Technically, this was published on 17 November 1944, but it certainly has a timeless ring to it when you are trying to apportion blame on the basis of who knew what and when. Once the narrative was established that “the Church of England” had covered up John Smyth’s abuse, the villains automatically became anyone still alive who was mentioned in the report, and the more senior the better. Janet Eastham, in The Daily Telegraph, was an egregious example: “The Telegraph can disclose that dozens of church leaders, including several bishops, could now be removed for their role after an internal review of the case. Despite knowledge of Smyth’s abuse at the highest levels of the Church, Hampshire Police only opened an investigation in 2017 after Smyth was the subject of a Channel 4 News report.”
Hampshire Police had, in fact, been handed a copy of the Ruston report in September 2014, before any bishop, or even Andrew Graystone, had seen it. They did nothing with the information for three years. But, of course, this is the fault of the Archbishops.
Similarly, she repeated the claim of one survivor that “If a single person is responsible for the failure of finding and stopping Smyth, it is [the Bishop of Ely] Stephen Conway.” This is absolutely ludicrous, and, in a different context, probably libellous.
A friend who used to work there blames the Telegraph’s journalism on what he calls “the list line”: the one-sentence summary that can be taken by the section editor into the morning conference.
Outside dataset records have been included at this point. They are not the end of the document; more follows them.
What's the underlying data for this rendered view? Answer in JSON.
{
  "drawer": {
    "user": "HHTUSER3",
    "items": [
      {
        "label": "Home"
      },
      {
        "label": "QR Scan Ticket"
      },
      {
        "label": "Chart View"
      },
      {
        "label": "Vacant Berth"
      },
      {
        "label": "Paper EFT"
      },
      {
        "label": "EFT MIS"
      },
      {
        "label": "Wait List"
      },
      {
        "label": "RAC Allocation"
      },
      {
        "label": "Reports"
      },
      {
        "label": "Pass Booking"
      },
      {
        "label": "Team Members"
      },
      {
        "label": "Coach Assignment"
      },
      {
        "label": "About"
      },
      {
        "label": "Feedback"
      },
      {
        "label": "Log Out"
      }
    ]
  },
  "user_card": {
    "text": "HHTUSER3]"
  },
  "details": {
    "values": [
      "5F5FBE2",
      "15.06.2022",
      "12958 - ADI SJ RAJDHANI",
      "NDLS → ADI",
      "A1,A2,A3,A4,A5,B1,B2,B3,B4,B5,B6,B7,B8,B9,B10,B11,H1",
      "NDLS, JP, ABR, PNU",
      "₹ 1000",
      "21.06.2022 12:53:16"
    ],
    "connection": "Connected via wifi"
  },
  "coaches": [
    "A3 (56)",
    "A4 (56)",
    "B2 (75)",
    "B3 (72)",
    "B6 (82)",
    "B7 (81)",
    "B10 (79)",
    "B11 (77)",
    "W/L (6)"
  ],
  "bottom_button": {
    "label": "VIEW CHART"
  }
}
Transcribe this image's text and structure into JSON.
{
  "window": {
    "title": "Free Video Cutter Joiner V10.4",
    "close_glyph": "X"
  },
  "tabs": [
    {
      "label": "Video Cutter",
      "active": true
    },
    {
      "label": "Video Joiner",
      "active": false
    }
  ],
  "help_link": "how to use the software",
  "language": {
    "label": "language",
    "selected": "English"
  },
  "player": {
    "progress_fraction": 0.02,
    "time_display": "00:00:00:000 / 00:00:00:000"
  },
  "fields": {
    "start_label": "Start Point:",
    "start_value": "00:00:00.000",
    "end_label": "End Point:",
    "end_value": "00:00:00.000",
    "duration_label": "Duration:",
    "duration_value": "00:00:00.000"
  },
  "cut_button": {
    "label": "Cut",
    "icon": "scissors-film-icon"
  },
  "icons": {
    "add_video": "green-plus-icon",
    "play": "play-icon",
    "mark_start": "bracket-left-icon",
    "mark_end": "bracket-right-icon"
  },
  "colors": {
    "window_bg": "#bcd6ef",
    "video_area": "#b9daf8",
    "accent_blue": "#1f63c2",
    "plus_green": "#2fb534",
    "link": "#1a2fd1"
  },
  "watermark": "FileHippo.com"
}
Naturally, this is made as simple and punchy as possible. It has to compete for interest and news value with all the other pitches made at conference, and the section editor is judged every day on their performance.
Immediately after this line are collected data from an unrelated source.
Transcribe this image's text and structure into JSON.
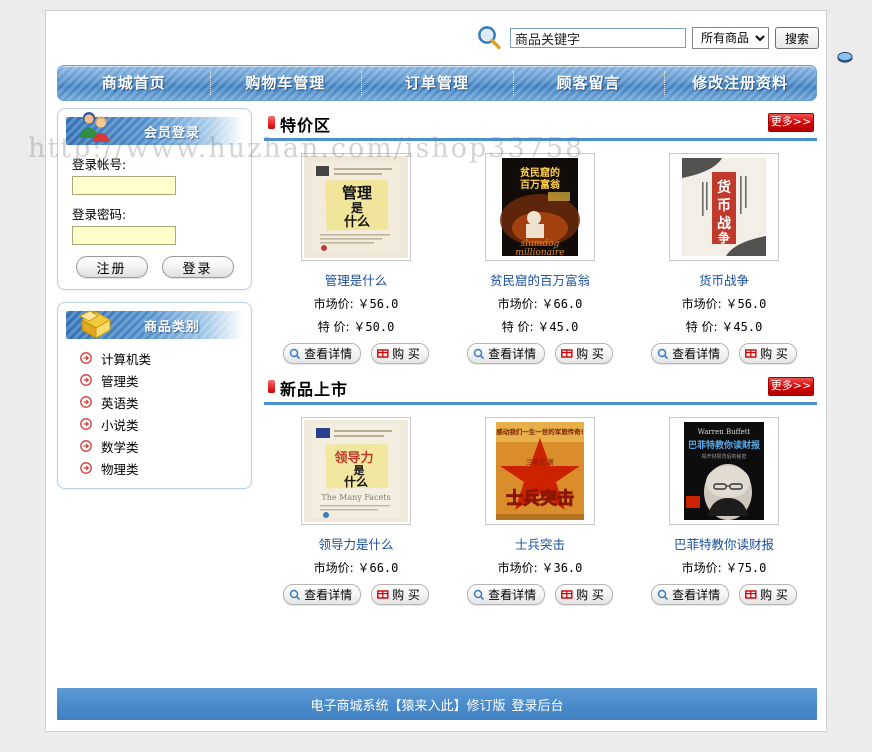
{
  "meta": {
    "watermark": "http://www.huzhan.com/ishop33758"
  },
  "search": {
    "icon": "magnifier-icon",
    "value": "商品关键字",
    "placeholder": "商品关键字",
    "scope_selected": "所有商品",
    "scope_options": [
      "所有商品"
    ],
    "button_label": "搜索"
  },
  "nav": {
    "items": [
      {
        "label": "商城首页"
      },
      {
        "label": "购物车管理"
      },
      {
        "label": "订单管理"
      },
      {
        "label": "顾客留言"
      },
      {
        "label": "修改注册资料"
      }
    ]
  },
  "sidebar": {
    "login_panel": {
      "title": "会员登录",
      "icon": "users-icon",
      "account_label": "登录帐号:",
      "account_value": "",
      "password_label": "登录密码:",
      "password_value": "",
      "register_label": "注册",
      "login_label": "登录"
    },
    "category_panel": {
      "title": "商品类别",
      "icon": "open-box-icon",
      "items": [
        {
          "label": "计算机类"
        },
        {
          "label": "管理类"
        },
        {
          "label": "英语类"
        },
        {
          "label": "小说类"
        },
        {
          "label": "数学类"
        },
        {
          "label": "物理类"
        }
      ]
    }
  },
  "sections": [
    {
      "title": "特价区",
      "more_label": "更多>>",
      "products": [
        {
          "name": "管理是什么",
          "cover": "guanli-cover",
          "market_label": "市场价:",
          "market_price": "￥56.0",
          "special_label": "特 价:",
          "special_price": "￥50.0",
          "detail_label": "查看详情",
          "buy_label": "购 买"
        },
        {
          "name": "贫民窟的百万富翁",
          "cover": "slumdog-cover",
          "market_label": "市场价:",
          "market_price": "￥66.0",
          "special_label": "特 价:",
          "special_price": "￥45.0",
          "detail_label": "查看详情",
          "buy_label": "购 买"
        },
        {
          "name": "货币战争",
          "cover": "huobi-cover",
          "market_label": "市场价:",
          "market_price": "￥56.0",
          "special_label": "特 价:",
          "special_price": "￥45.0",
          "detail_label": "查看详情",
          "buy_label": "购 买"
        }
      ]
    },
    {
      "title": "新品上市",
      "more_label": "更多>>",
      "products": [
        {
          "name": "领导力是什么",
          "cover": "lingdaoli-cover",
          "market_label": "市场价:",
          "market_price": "￥66.0",
          "special_label": "",
          "special_price": "",
          "detail_label": "查看详情",
          "buy_label": "购 买"
        },
        {
          "name": "士兵突击",
          "cover": "shibing-cover",
          "market_label": "市场价:",
          "market_price": "￥36.0",
          "special_label": "",
          "special_price": "",
          "detail_label": "查看详情",
          "buy_label": "购 买"
        },
        {
          "name": "巴菲特教你读财报",
          "cover": "buffett-cover",
          "market_label": "市场价:",
          "market_price": "￥75.0",
          "special_label": "",
          "special_price": "",
          "detail_label": "查看详情",
          "buy_label": "购 买"
        }
      ]
    }
  ],
  "footer": {
    "text": "电子商城系统【猿来入此】修订版",
    "link_label": "登录后台"
  },
  "colors": {
    "nav_blue": "#4a8ccb",
    "accent_red": "#cc0000",
    "link_blue": "#1b4f9c",
    "field_yellow": "#ffffcc"
  }
}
THERE were two good bits of reporting last week. Harriet Sherwood had an excellent Guardian scoop: she, or Matthew Weaver, with whom she had a joint byline, had noticed the part played by Canon Andrew Cornes, still a member of the Crown Nominations Commission, who had been told of the abuse in 1982, two years before Orwell published his ground-breaking novel.
Mr Cornes’s only reaction then was to say that he was unsurprised that Smyth had homosexual tendencies. It is no longer shocking to learn that he made no move to report the abuse, but the discovery that a man with those attitudes sat on the CNC is the most shocking news in the whole Makin report — everything else was already known, or less surprising.
The other praiseworthy piece came from South Africa, from Jane Flanagan, in The Times. It is illustrated with a low-quality contemporary snapshot, in which Smyth mugs for the camera as he places a huge wreath at the grave of Guide Nyachuru, the boy whom he was accused of killing.
IT WOULD take a certain bravery this week to argue against the assisted suicide of the Church of England, when so many stand ready to assist it, inside and outside the Church. Only Charles Moore, in The Spectator, and David Aaronovitch, on his Substack, defended Archbishop Welby against his critics. Neither is an Anglican.
Sherelle Jacobs, one of the Telegraph’s libertarian columnists, reflected on the economic consequences of assisted suicide with refreshing candour: “Assisted dying will leave society financially better off. The NHS spends most of its resources on palliative care for people in the final six months of their life. What if those funds could be redirected towards investing in drugs that could slow the advancement of dementia, for instance, in others — drugs which are currently deemed to be too expensive for the NHS?
“Assisted dying will also help people protect their family wealth. Those who are being forced to spend savings and sell assets to pay for end-of-life care will at least have an alternative option. For many the ability to leave a parting gift to their family . . . is more precious than another few months in a hospice bed. Society may soon be faced with a large number of very old people eking out miserable and painful lives. If the wishes of some of these people to die are not heeded, an unreformed NHS will almost certainly collapse.”
Forget all the guff about freedom being a moral value with which she decorates this analysis. Those are the calculations that the healthy will make about the sick, and the rich will make about the poor, when it comes to the crunch — and they will be seen as entirely moral.
How fortunate the country is to have in the Church of England an example of real moral depravity on which to fix its eyes as it votes on assisted dying.